Labour Research June 2005

News

Further fall in manufacturing jobs

The number of manufacturing jobs fell by 82,000 in the first quarter of 2005 compared to the same period last year. Employment in the sector is now 3.23 million, the lowest level since comparable records began in 1978.

And the figures look set to get worse. The official statistics do not cover the recent heavy job losses announced at the MG Rover car company, IBM computer group and Marconi electronics firm.

Unemployment under the Labour Force Survey (LFS) count, the government's preferred measure, fell by 15,000 to 1.4 million in the first quarter of 2005 compared with the previous quarter. The LFS includes people not eligible for benefits.

This represented an unemployment rate of 4.7% - unchanged on the previous quarter.
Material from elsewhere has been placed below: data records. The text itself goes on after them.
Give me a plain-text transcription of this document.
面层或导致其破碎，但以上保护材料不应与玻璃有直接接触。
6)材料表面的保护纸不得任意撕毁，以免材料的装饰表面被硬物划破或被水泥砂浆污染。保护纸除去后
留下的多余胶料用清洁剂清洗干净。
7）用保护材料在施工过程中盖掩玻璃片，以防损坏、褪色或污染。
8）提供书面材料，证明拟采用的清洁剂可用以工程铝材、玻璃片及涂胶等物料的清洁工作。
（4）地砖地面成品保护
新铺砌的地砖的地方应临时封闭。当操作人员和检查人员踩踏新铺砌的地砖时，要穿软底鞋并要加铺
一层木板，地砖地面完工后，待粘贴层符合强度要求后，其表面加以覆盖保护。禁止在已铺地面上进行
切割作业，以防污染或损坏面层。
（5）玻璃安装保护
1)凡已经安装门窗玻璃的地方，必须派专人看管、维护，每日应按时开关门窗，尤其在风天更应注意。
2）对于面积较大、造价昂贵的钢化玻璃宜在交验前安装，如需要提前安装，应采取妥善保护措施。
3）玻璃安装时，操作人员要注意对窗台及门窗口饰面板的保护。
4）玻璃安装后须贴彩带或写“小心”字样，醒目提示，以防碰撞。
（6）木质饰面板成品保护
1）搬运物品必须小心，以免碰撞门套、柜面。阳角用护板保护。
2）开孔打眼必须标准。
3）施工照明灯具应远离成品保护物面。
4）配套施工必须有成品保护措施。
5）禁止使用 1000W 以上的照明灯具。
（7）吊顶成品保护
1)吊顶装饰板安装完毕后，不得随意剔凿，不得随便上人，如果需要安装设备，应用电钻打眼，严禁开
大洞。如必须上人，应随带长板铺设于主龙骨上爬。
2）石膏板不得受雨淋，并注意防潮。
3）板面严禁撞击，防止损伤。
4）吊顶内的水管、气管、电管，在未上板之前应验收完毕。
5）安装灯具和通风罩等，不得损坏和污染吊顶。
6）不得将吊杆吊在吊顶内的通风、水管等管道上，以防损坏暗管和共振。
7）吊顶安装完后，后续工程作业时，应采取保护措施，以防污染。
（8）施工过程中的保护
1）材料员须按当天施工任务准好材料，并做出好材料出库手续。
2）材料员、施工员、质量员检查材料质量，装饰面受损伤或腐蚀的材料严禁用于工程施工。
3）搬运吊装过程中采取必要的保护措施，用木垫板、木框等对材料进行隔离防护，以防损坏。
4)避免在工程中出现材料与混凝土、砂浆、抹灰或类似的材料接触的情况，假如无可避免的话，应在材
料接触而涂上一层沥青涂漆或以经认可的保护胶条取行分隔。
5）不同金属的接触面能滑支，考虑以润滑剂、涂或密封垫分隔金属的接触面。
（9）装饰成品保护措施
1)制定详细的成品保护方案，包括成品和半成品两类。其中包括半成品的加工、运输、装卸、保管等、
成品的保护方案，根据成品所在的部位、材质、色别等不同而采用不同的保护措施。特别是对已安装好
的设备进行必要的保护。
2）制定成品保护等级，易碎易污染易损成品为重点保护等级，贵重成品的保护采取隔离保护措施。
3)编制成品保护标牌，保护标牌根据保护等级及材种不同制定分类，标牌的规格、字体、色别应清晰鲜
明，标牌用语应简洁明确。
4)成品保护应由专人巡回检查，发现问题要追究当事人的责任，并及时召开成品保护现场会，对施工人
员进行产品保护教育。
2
There were 823,000 unemployed men (a 5.1% rate) and 573,000 women (a 4.2% rate).

The claimant count of unemployed, which only includes those drawing Jobseekers' Allowance, rose for the third consecutive month to 839,400 in April (a rate of 2.7%).

The number of unemployed men on benefit rose to 621,300 (a 3.7% rate), and the number of unemployed women rose to 218,100 (a 1.5% rate).

The number of vacancies fell to 628,900 in the three months to April, a rate of 2.4 vacancies for every 100 jobs.